Lawyers on both sides of a shareholder lawsuit over Yahoo Inc.'s board's handling of Microsoft's $47.5 billion takeover offer are accusing one another of turning it into a public relations battle.
A Delaware judge weighing the shareholders' request to make their complaint against the company public held a private phone conference with lawyers for Sunnyvale, Calif.-based Yahoo and dissident shareholders Tuesday morning.
Plaintiffs' attorney Joel Friedlander wrote in a letter to Chancellor William Chandler III last week that Internet pioneer Yahoo is trying to "whitewash embarrassing documents" it believes will damage the board's efforts to repel a proxy fight by activist investor Carl Icahn.
The two sides will submit additional arguments this week and next, and the judge will rule after that, Friedlander said Tuesday.
Much of the information the defendants want to keep secret, according to Friedlander, involves employee severance plans that Yahoo adopted shortly after software maker Microsoft Corp. made its initial bid on Jan. 31.
Adoption of the severance plans was an "unreasonable defensive measure" that breached the board's fiduciary duty to maximize value for Yahoo shareholders, the plaintiffs claim.
Icahn has nominated an alternate slate of candidates to oppose Yahoo's 10 current directors, including Chief Executive Jerry Yang, at Yahoo's July 3 annual meeting.

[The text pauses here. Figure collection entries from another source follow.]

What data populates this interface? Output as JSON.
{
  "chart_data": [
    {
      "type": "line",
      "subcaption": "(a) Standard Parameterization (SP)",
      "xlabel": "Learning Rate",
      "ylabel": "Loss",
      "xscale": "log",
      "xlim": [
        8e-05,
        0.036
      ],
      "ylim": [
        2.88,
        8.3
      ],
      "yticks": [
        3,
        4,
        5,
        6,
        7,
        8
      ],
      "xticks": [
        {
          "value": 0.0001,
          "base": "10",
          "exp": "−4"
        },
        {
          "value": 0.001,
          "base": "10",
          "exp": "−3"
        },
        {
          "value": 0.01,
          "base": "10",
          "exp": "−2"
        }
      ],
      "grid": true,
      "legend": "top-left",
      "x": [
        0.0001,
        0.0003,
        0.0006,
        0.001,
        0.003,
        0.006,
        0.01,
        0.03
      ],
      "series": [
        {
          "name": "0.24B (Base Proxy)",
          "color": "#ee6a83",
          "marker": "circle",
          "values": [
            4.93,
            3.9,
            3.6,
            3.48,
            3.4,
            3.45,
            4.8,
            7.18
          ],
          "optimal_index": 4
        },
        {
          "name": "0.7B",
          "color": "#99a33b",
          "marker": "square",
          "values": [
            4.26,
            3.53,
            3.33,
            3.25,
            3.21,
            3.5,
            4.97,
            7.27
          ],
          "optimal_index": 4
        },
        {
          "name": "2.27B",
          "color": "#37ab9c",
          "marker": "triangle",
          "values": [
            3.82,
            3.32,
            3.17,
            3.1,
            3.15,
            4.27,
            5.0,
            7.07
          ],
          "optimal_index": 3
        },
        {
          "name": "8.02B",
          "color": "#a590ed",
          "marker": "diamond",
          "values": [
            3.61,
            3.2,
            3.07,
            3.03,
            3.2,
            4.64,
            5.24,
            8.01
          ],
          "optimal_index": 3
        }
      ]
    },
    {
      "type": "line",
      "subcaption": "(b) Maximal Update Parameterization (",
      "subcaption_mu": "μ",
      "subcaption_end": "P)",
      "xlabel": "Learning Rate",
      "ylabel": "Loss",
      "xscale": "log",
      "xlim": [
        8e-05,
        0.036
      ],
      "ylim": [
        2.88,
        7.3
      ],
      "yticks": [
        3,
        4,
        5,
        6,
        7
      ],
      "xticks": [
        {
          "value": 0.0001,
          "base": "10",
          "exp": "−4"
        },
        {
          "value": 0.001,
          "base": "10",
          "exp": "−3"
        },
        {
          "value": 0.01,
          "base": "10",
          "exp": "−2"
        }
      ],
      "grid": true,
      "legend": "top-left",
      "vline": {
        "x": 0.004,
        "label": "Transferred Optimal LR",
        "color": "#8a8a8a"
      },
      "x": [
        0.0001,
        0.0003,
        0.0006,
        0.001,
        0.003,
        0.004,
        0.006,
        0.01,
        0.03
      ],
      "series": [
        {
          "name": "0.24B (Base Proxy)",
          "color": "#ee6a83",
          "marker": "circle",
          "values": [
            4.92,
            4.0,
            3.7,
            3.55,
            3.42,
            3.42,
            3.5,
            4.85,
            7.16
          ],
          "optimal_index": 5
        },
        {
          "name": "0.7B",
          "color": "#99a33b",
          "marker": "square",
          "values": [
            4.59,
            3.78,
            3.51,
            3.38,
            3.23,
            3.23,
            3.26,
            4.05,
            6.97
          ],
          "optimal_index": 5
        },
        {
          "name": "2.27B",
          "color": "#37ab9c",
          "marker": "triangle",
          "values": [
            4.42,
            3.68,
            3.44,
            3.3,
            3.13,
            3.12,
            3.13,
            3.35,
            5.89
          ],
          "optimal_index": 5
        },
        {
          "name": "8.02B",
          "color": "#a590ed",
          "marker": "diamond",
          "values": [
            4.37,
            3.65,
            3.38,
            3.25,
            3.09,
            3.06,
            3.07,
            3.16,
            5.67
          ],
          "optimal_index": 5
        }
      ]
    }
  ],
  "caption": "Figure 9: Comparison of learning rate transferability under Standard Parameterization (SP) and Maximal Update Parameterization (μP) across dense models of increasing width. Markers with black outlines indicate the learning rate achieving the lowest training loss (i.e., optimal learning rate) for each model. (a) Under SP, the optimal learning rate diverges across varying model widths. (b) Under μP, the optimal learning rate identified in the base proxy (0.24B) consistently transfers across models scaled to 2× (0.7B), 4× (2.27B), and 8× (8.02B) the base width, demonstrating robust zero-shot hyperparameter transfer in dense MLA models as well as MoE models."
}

In another letter sent to Chandler just prior to Tuesday's teleconference, Friedlander said Yahoo is ignoring constitutional and common-law standards for the sealing of public judicial records. The company has offered no factual justification for redacting 24 paragraphs of the complaint, portions of 12 other paragraphs, and all six exhibits, he added.
"It ignores defendants' selective disclosure of their own confidential information, in a manner that mischaracterizes Yahoo internal documents, while redacting plaintiffs' filings to suit defendants' public relations strategy," Friedlander wrote.
In a response filed late Monday to the letter sent to Chandler last week, Yahoo attorney Edward Welch denied that Yahoo was trying to "sanitize the public record." He accused the plaintiffs of violating the court's confidentiality order by publicly filing the letter.
Welch argued that the redactions made by the company to the shareholders' complaint were done in good faith under a court rule for filing documents under seal. He countered that the plaintiffs' claims were themselves motivated by the public relations battle being waged against Yahoo in the context of the looming proxy contest with Icahn.
"In addition to violating the terms of the confidentiality order, plaintiffs' counsel's actions also run afoul of the long-standing Delaware practice of litigating cases in the courts, and not in the press," Welch wrote, adding that the plaintiffs' actions were "especially egregious" given the upcoming proxy battle with Icahn.
"Indeed, plaintiffs' pattern and practice of litigating this case in the press alone justifies the redactions of Yahoo's nonpublic information from the proposed amended complaint," Welch wrote.